The reverse bears the Manchu legend “ᠪᠣᠣ ᠴᡳᠣᠸᠠᠨ”, read left “Bao”, right “Quan”. The initial stroke “ᠪ” of “Bao” is executed with a curved break; the two “ᠣ” graphs stand notably apart; neither Manchu word impinges upon the aperture or rim.
The Baoquan Mint was the highest monetary authority of the Qing state. Its antecedent, a Board-of-Revenue mint of the same name, had been created under the Ming; after the Qing court occupied Beijing in AD 1644 (the first year of Shunzhi) the mint was formally re-established under the Board of Revenue. Unlike the Bao-yuan Mint, subordinate to the Board of Works, Bao-quan always held superior status and was charged with delivering its output directly to the treasury. Prior to the conquest, the Later Jin regime had maintained a smaller “Outer-Pass” mint at Liaoyang. From the Shunzhi reign onwards Bao-quan became the principal central mint, and, in response to political, economic and security considerations, was expanded in AD 1726 (the fourth year of Yongzheng) from a single workshop to five—Central, East, South, West and North—distributed across the capital. The Central Works, occupying the original site, also housed the mint offices and the copper and coin reserves; the other four works undertook the actual casting. Their separation reduced fire-risk and labour unrest and improved quality control.
During the Qianlong reign, the term “small coin” primarily referred to copper coinage that was lighter in weight than the standard monetary unit, the zhiqian (or “large coin”), and whose exchange value was proportionally lower. Such small coins were minted by both official institutions and private actors throughout the Qing dynasty. The most representative example of this currency was the so-called “capital coin” (jingqian), which originated from the seven-fen coins (approximately 3 grams in modern measure) struck during the Kangxi period by the Baoquan and Baoyuan mints. These coins, weighing roughly half of the standard zhiqian of one qian and four fen, gave rise to a widely practised market convention wherein two small coins were treated as equivalent to one large coin in transactional value.
In the Qianlong era, the phenomenon of “expensive coin and cheap silver” was prevalent throughout northern China, particularly in the regions of Beijing, Zhili, and Shandong. This economic condition fuelled considerable demand among the populace for lightweight copper coinage. Notably, the government did not issue a formal ban on the circulation of small coins minted during the Kangxi and Yongzheng periods. On the contrary, official memorials and imperial edicts began to draw explicit distinctions between “officially cast coins” (guanzhu), “mint-privatised coins” (jusi), and wholly private counterfeit issues (sibanqian, “sand-cast coins”, and eyanqian, “goose-eye coins”). Coins produced through jusi were deemed by the authorities as “still passable in circulation” in contrast to the inferior private counterfeits, thereby granting such jusi coins a de facto legitimacy.
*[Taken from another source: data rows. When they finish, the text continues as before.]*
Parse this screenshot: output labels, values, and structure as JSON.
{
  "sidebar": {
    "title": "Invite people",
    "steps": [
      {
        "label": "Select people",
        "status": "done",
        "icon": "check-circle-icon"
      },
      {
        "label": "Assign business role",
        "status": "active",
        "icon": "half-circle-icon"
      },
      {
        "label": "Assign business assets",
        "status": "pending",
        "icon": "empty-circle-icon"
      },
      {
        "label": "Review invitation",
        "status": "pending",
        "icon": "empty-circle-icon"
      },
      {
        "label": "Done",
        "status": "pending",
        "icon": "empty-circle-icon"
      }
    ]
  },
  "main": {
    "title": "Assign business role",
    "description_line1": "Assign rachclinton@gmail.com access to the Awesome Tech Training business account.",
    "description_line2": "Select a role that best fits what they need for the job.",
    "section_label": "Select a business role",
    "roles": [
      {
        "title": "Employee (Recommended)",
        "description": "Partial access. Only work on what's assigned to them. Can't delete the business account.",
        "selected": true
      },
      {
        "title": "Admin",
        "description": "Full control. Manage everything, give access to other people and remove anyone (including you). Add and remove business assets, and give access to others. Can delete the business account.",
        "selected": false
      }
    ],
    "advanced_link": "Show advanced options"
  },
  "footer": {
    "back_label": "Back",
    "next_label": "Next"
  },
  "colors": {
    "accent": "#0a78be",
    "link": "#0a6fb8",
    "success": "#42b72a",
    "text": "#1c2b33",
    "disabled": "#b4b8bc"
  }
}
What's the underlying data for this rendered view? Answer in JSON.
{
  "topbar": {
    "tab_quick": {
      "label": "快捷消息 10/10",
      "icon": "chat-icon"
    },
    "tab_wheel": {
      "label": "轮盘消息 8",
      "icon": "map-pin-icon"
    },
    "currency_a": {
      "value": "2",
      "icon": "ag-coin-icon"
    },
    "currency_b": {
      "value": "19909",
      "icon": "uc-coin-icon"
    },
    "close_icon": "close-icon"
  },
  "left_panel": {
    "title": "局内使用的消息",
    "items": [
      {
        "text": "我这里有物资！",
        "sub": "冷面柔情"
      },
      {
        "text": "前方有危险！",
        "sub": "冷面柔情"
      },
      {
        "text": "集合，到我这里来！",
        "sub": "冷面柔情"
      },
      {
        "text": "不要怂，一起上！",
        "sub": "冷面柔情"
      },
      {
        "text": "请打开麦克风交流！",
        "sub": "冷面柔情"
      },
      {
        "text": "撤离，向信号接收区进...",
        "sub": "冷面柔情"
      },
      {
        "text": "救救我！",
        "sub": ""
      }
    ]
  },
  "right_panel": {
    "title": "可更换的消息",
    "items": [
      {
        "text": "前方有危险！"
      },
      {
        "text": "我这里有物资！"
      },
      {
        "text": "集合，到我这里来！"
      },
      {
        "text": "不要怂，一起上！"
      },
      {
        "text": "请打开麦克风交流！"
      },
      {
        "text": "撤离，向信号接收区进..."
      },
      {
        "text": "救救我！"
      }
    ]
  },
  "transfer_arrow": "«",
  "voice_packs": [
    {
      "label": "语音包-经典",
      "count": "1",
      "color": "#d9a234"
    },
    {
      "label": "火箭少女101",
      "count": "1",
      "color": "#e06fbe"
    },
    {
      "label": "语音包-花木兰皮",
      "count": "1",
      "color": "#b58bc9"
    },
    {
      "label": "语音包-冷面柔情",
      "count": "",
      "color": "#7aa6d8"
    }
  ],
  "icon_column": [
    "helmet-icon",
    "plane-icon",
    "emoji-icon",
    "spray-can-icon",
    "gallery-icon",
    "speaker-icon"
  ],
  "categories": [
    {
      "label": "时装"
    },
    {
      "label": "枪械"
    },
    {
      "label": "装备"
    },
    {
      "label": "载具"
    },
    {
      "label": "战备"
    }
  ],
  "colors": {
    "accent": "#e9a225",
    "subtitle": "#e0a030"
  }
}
The term “jusi” referred to the unauthorised minting of small coins by government-operated mints, wherein officials or workers covertly extended working hours to produce additional coinage for private profit. These coins were typically slightly smaller and lighter than standard zhiqian, yet retained a relatively high level of craftsmanship and were readily accepted in commercial exchange. Due to the Qianlong administration’s pragmatic tolerance toward circulating currency and its flexibility in monetary policy, jusi small coins increasingly became indistinguishable in practise from officially minted capital coins, resulting in their gradual convergence within the market.
During the Xianfeng period (AD 1851 – 1861), amid fiscal instability, a term “Baoquan Branch Mint” was introduced, but in most contexts it denoted a separate Board-of-Revenue iron-coin facility at Pingding Prefecture, Shanxi, whose products nonetheless bore the usual Bao-quan Manchu mint-mark and thereby caused confusion. Bao-quan itself did not open an iron-coin branch until AD 1857 and closed it two years later. By the end of the Guangxu reign, machine-struck copper dollars were superseding cast cash; Bao-quan’s operations contracted to the remaining north-west workshops and traditional coinage was gradually withdrawn, the mint being abolished in the winter of AD 1910 (Xuantong 2).
The alloy of the Qianlong Tongbao varied regionally, relying chiefly on imported and Yunnan copper; procurement underwent several policy revisions. From Kangxi to Qianlong, copper was acquired through joint official-merchant ventures, with some foreign metal entering via the Jiangsu–Zhejiang customs stations. Between AD 1736 and 1740 Bao-quan followed Yongzheng precedent in casting “yellow coins” with a six-parts copper to four-parts lead-zinc mixture. In AD 1740, owing to extensive illicit melting of coins for utensil-making, the government prescribed a new “green coin” alloy of 50 % red copper, 41.5 % white lead (zinc), 6.5 % black lead and 2 % tin; all mints were ordered to comply, and the resulting coins were reputed to shatter if melted for reuse. Archaeological finds, however, indicate that yellow-alloy coins continued to be produced in considerable quantity. In AD 1794, possibly because private foundries had mastered the green-coin technique, the decree was rescinded and yellow-coin casting resumed.
The Qianlong Emperor, Aisin-Gioro Hongli, reigned from AD 1735 to 1796 and, together with Kangxi and Yongzheng, symbolised the High-Qing prosperity. His reign combined literary and military achievements: the compilation of the “Complete Library of the Four Treasuries”, the suppression of the Dzungar and Hui rebellions, and territorial expansion to its historical apogee, whence he styled himself the “Old Man of the Ten Perfect Accomplishments”. He championed Confucian scholarship and cultural governance, yet his later years were marked by extravagance and growing corruption that foreshadowed the dynasty’s decline.